Petrobras, the national oil company, reported that the Guará field contained the equivalent of 1.1bn to 2bn barrels of recoverable oil and gas. BP''s Tiber field, which BP called a “giant” discovery last week, is unofficially estimated to contain 500m-1bn recoverable barrels.
The news from Petrobras pushed up the share prices of BG and Repsol, the UK and Spanish oil companies that are partners in developing Guará. The field could enter production as soon as 2012.

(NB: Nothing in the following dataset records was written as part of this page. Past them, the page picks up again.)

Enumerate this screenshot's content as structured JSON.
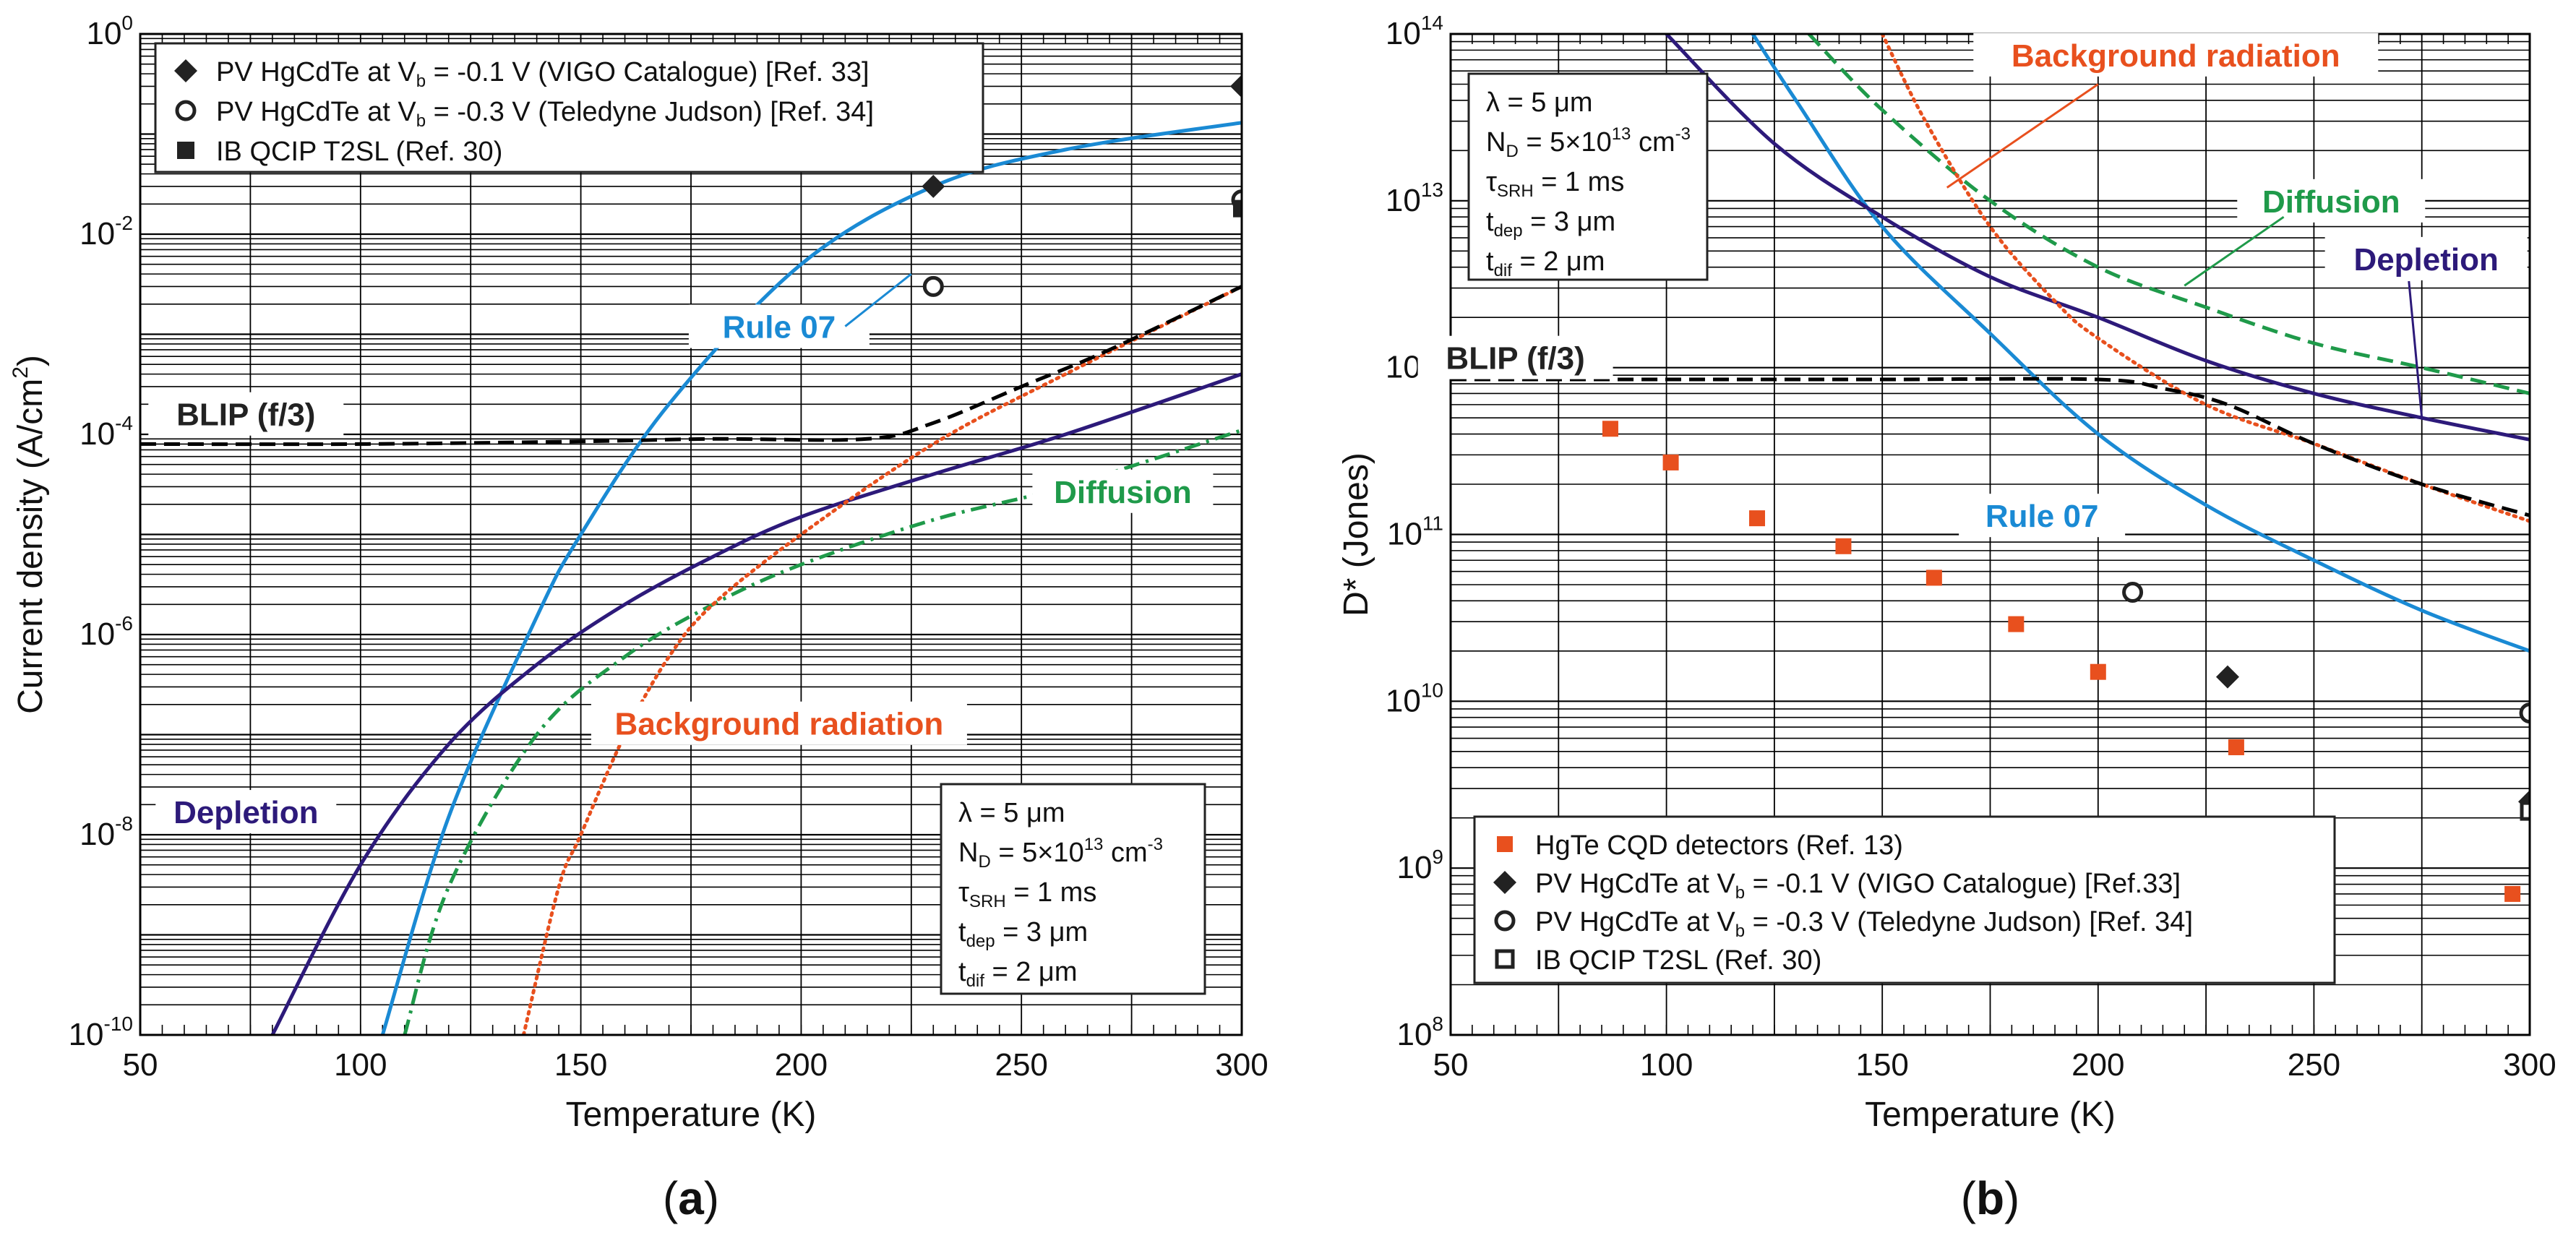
{
  "chart_data": [
    {
      "panel": "(a)",
      "panel_letter": "a",
      "type": "line",
      "xlabel": "Temperature (K)",
      "ylabel": "Current density (A/cm²)",
      "ylabel_parts": {
        "main": "Current density (A/cm",
        "sup": "2",
        "end": ")"
      },
      "xlim": [
        50,
        300
      ],
      "ylim_log10": [
        -10,
        0
      ],
      "y_scale": "log",
      "x_ticks": [
        50,
        100,
        150,
        200,
        250,
        300
      ],
      "y_ticks": [
        {
          "base": "10",
          "exp": "-10"
        },
        {
          "base": "10",
          "exp": "-8"
        },
        {
          "base": "10",
          "exp": "-6"
        },
        {
          "base": "10",
          "exp": "-4"
        },
        {
          "base": "10",
          "exp": "-2"
        },
        {
          "base": "10",
          "exp": "0"
        }
      ],
      "grid": true,
      "series": [
        {
          "name": "Rule 07",
          "color": "#1a8ad4",
          "style": "solid",
          "x": [
            105,
            120,
            140,
            150,
            170,
            200,
            230,
            260,
            300
          ],
          "y": [
            1e-10,
            1.5e-08,
            1.5e-06,
            1e-05,
            0.0002,
            0.005,
            0.03,
            0.07,
            0.13
          ]
        },
        {
          "name": "Depletion",
          "color": "#2d1a7a",
          "style": "solid",
          "x": [
            80,
            100,
            120,
            140,
            160,
            180,
            200,
            230,
            260,
            300
          ],
          "y": [
            1e-10,
            5e-09,
            8e-08,
            5e-07,
            2e-06,
            6e-06,
            1.5e-05,
            4e-05,
            0.0001,
            0.0004
          ]
        },
        {
          "name": "Diffusion",
          "color": "#1f9a4a",
          "style": "dash-dot",
          "x": [
            110,
            120,
            140,
            160,
            180,
            200,
            230,
            260,
            300
          ],
          "y": [
            1e-10,
            3e-09,
            1e-07,
            6e-07,
            2e-06,
            5e-06,
            1.4e-05,
            3e-05,
            0.00011
          ]
        },
        {
          "name": "Background radiation",
          "color": "#e8501e",
          "style": "dotted",
          "x": [
            137,
            145,
            150,
            160,
            170,
            180,
            200,
            230,
            260,
            300
          ],
          "y": [
            1e-10,
            3e-09,
            1e-08,
            1e-07,
            6e-07,
            2e-06,
            1e-05,
            8e-05,
            0.0004,
            0.003
          ]
        },
        {
          "name": "BLIP (f/3)",
          "color": "#000000",
          "style": "dashed",
          "x": [
            50,
            100,
            150,
            180,
            215,
            230,
            250,
            270,
            300
          ],
          "y": [
            8e-05,
            8e-05,
            8.5e-05,
            9e-05,
            9e-05,
            0.00013,
            0.0003,
            0.0007,
            0.003
          ]
        }
      ],
      "points": [
        {
          "label": "PV HgCdTe at Vb = -0.1 V (VIGO Catalogue) [Ref. 33]",
          "marker": "diamond",
          "data": [
            [
              230,
              0.03
            ],
            [
              300,
              0.3
            ]
          ]
        },
        {
          "label": "PV HgCdTe at Vb = -0.3 V (Teledyne Judson) [Ref. 34]",
          "marker": "circle",
          "data": [
            [
              230,
              0.003
            ],
            [
              300,
              0.022
            ]
          ]
        },
        {
          "label": "IB QCIP T2SL (Ref. 30)",
          "marker": "square-filled",
          "data": [
            [
              300,
              0.018
            ]
          ]
        }
      ],
      "legend": [
        {
          "parts": [
            "PV HgCdTe at V",
            "b",
            " = -0.1 V (VIGO Catalogue) [Ref. 33]"
          ],
          "marker": "diamond"
        },
        {
          "parts": [
            "PV HgCdTe at V",
            "b",
            " = -0.3 V (Teledyne Judson) [Ref. 34]"
          ],
          "marker": "circle"
        },
        {
          "parts": [
            "IB QCIP T2SL (Ref. 30)"
          ],
          "marker": "square-filled"
        }
      ],
      "legend_position": "top-left",
      "curve_labels": [
        {
          "text": "Rule 07",
          "color": "#1a8ad4",
          "at": [
            195,
            0.0012
          ]
        },
        {
          "text": "BLIP (f/3)",
          "color": "#222222",
          "at": [
            74,
            0.00016
          ]
        },
        {
          "text": "Diffusion",
          "color": "#1f9a4a",
          "at": [
            273,
            2.7e-05
          ]
        },
        {
          "text": "Background radiation",
          "color": "#e8501e",
          "at": [
            195,
            1.3e-07
          ]
        },
        {
          "text": "Depletion",
          "color": "#2d1a7a",
          "at": [
            74,
            1.7e-08
          ]
        }
      ],
      "parameters": {
        "position": "bottom-right",
        "lines": [
          {
            "sym": "λ",
            "sub": "",
            "val": " = 5  μm"
          },
          {
            "sym": "N",
            "sub": "D",
            "val": " = 5×10",
            "sup": "13",
            "tail": " cm",
            "sup2": "-3"
          },
          {
            "sym": "τ",
            "sub": "SRH",
            "val": " = 1 ms"
          },
          {
            "sym": "t",
            "sub": "dep",
            "val": " = 3  μm"
          },
          {
            "sym": "t",
            "sub": "dif",
            "val": " = 2  μm"
          }
        ]
      }
    },
    {
      "panel": "(b)",
      "panel_letter": "b",
      "type": "line",
      "xlabel": "Temperature (K)",
      "ylabel": "D* (Jones)",
      "xlim": [
        50,
        300
      ],
      "ylim_log10": [
        8,
        14
      ],
      "y_scale": "log",
      "x_ticks": [
        50,
        100,
        150,
        200,
        250,
        300
      ],
      "y_ticks": [
        {
          "base": "10",
          "exp": "8"
        },
        {
          "base": "10",
          "exp": "9"
        },
        {
          "base": "10",
          "exp": "10"
        },
        {
          "base": "10",
          "exp": "11"
        },
        {
          "base": "10",
          "exp": "12"
        },
        {
          "base": "10",
          "exp": "13"
        },
        {
          "base": "10",
          "exp": "14"
        }
      ],
      "grid": true,
      "series": [
        {
          "name": "Rule 07",
          "color": "#1a8ad4",
          "style": "solid",
          "x": [
            120,
            130,
            150,
            175,
            200,
            225,
            250,
            275,
            300
          ],
          "y": [
            100000000000000.0,
            40000000000000.0,
            7000000000000.0,
            1600000000000.0,
            400000000000.0,
            150000000000.0,
            70000000000.0,
            35000000000.0,
            20000000000.0
          ]
        },
        {
          "name": "Depletion",
          "color": "#2d1a7a",
          "style": "solid",
          "x": [
            100,
            125,
            150,
            175,
            200,
            225,
            250,
            275,
            300
          ],
          "y": [
            100000000000000.0,
            22000000000000.0,
            8000000000000.0,
            3500000000000.0,
            2000000000000.0,
            1100000000000.0,
            700000000000.0,
            500000000000.0,
            370000000000.0
          ]
        },
        {
          "name": "Diffusion",
          "color": "#1f9a4a",
          "style": "dashed",
          "x": [
            133,
            150,
            175,
            200,
            225,
            250,
            275,
            300
          ],
          "y": [
            100000000000000.0,
            35000000000000.0,
            10000000000000.0,
            4000000000000.0,
            2300000000000.0,
            1400000000000.0,
            1000000000000.0,
            700000000000.0
          ]
        },
        {
          "name": "Background radiation",
          "color": "#e8501e",
          "style": "dotted",
          "x": [
            150,
            160,
            175,
            190,
            200,
            225,
            250,
            275,
            300
          ],
          "y": [
            100000000000000.0,
            30000000000000.0,
            7000000000000.0,
            2500000000000.0,
            1500000000000.0,
            600000000000.0,
            350000000000.0,
            200000000000.0,
            120000000000.0
          ]
        },
        {
          "name": "BLIP (f/3)",
          "color": "#000000",
          "style": "dashed",
          "x": [
            50,
            100,
            150,
            200,
            215,
            230,
            250,
            275,
            300
          ],
          "y": [
            850000000000.0,
            850000000000.0,
            850000000000.0,
            850000000000.0,
            750000000000.0,
            600000000000.0,
            350000000000.0,
            200000000000.0,
            130000000000.0
          ]
        }
      ],
      "points": [
        {
          "label": "HgTe CQD detectors (Ref. 13)",
          "marker": "square-orange",
          "data": [
            [
              87,
              430000000000.0
            ],
            [
              101,
              270000000000.0
            ],
            [
              121,
              125000000000.0
            ],
            [
              141,
              85000000000.0
            ],
            [
              162,
              55000000000.0
            ],
            [
              181,
              29000000000.0
            ],
            [
              200,
              15000000000.0
            ],
            [
              232,
              5300000000.0
            ],
            [
              251,
              1800000000.0
            ],
            [
              296,
              700000000.0
            ]
          ]
        },
        {
          "label": "PV HgCdTe at Vb = -0.1 V (VIGO Catalogue) [Ref.33]",
          "marker": "diamond",
          "data": [
            [
              230,
              14000000000.0
            ],
            [
              300,
              2500000000.0
            ]
          ]
        },
        {
          "label": "PV HgCdTe at Vb = -0.3 V (Teledyne Judson) [Ref. 34]",
          "marker": "circle",
          "data": [
            [
              208,
              45000000000.0
            ],
            [
              300,
              8500000000.0
            ]
          ]
        },
        {
          "label": "IB QCIP T2SL (Ref. 30)",
          "marker": "square-open",
          "data": [
            [
              300,
              2200000000.0
            ]
          ]
        }
      ],
      "legend": [
        {
          "parts": [
            "HgTe CQD detectors (Ref. 13)"
          ],
          "marker": "square-orange"
        },
        {
          "parts": [
            "PV HgCdTe at V",
            "b",
            " = -0.1 V (VIGO Catalogue) [Ref.33]"
          ],
          "marker": "diamond"
        },
        {
          "parts": [
            "PV HgCdTe at V",
            "b",
            " = -0.3 V (Teledyne Judson) [Ref. 34]"
          ],
          "marker": "circle"
        },
        {
          "parts": [
            "IB QCIP T2SL (Ref. 30)"
          ],
          "marker": "square-open"
        }
      ],
      "legend_position": "bottom-center",
      "curve_labels": [
        {
          "text": "Background radiation",
          "color": "#e8501e",
          "at": [
            218,
            75000000000000.0
          ]
        },
        {
          "text": "Diffusion",
          "color": "#1f9a4a",
          "at": [
            254,
            10000000000000.0
          ]
        },
        {
          "text": "Depletion",
          "color": "#2d1a7a",
          "at": [
            276,
            4500000000000.0
          ]
        },
        {
          "text": "BLIP (f/3)",
          "color": "#222222",
          "at": [
            65,
            1150000000000.0
          ]
        },
        {
          "text": "Rule 07",
          "color": "#1a8ad4",
          "at": [
            187,
            130000000000.0
          ]
        }
      ],
      "parameters": {
        "position": "top-left",
        "lines": [
          {
            "sym": "λ",
            "sub": "",
            "val": " = 5  μm"
          },
          {
            "sym": "N",
            "sub": "D",
            "val": " = 5×10",
            "sup": "13",
            "tail": " cm",
            "sup2": "-3"
          },
          {
            "sym": "τ",
            "sub": "SRH",
            "val": " = 1 ms"
          },
          {
            "sym": "t",
            "sub": "dep",
            "val": " = 3  μm"
          },
          {
            "sym": "t",
            "sub": "dif",
            "val": " = 2  μm"
          }
        ]
      }
    }
  ]
}
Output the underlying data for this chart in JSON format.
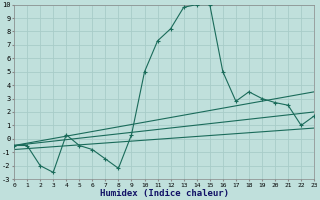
{
  "xlabel": "Humidex (Indice chaleur)",
  "bg_color": "#c0e0dc",
  "grid_color": "#a8ccc8",
  "line_color": "#1a6b5a",
  "xlim": [
    0,
    23
  ],
  "ylim": [
    -3,
    10
  ],
  "xticks": [
    0,
    1,
    2,
    3,
    4,
    5,
    6,
    7,
    8,
    9,
    10,
    11,
    12,
    13,
    14,
    15,
    16,
    17,
    18,
    19,
    20,
    21,
    22,
    23
  ],
  "yticks": [
    -3,
    -2,
    -1,
    0,
    1,
    2,
    3,
    4,
    5,
    6,
    7,
    8,
    9,
    10
  ],
  "main_x": [
    0,
    1,
    2,
    3,
    4,
    5,
    6,
    7,
    8,
    9,
    10,
    11,
    12,
    13,
    14,
    15,
    16,
    17,
    18,
    19,
    20,
    21,
    22,
    23
  ],
  "main_y": [
    -0.5,
    -0.5,
    -2.0,
    -2.5,
    0.3,
    -0.5,
    -0.8,
    -1.5,
    -2.2,
    0.3,
    5.0,
    7.3,
    8.2,
    9.8,
    10.0,
    10.0,
    5.0,
    2.8,
    3.5,
    3.0,
    2.7,
    2.5,
    1.0,
    1.7
  ],
  "trend1_x": [
    0,
    23
  ],
  "trend1_y": [
    -0.5,
    3.5
  ],
  "trend2_x": [
    0,
    23
  ],
  "trend2_y": [
    -0.5,
    2.0
  ],
  "trend3_x": [
    0,
    23
  ],
  "trend3_y": [
    -0.8,
    0.8
  ]
}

To reach Guará''s oil the developers must drill 2km under the sea and through several more kilometers of rock and semi-liquid salt. The oil strikes at Guará and Tiber show the technological complexities and high costs in exploiting this century''s new oil bonanzas. The Tiber well, the deepest ever drilled, is 9km beneath the seabed.
The higher-than-expected estimate of Guará''s size has raised hopes about the prospects for nearby offshore fields in Brazil. Petrobras has not released reserves estimates for several of them.
The best indication of their potential come from the Tupi and Lara fields, part of the crescent of fields including Guará, which together hold an estimated 8-12bn barrels of recoverable oil, according to Petrobras, making them among the biggest oil strikes of recent decades.
BG is a joint venture partner at Tupi. The company''s shares rose 4 per cent to £10.95 ( $18.13).
Ten days ago Brasília proposed new regulations for the region where Guará is located.
These introduce production sharing agreements alongside the existing concessions system, with the aim of securing ownership over these potentially vast reserves.
The proposed changes have brought claims from the oil industry that they introduce unnecessary uncertainty and will deter investment.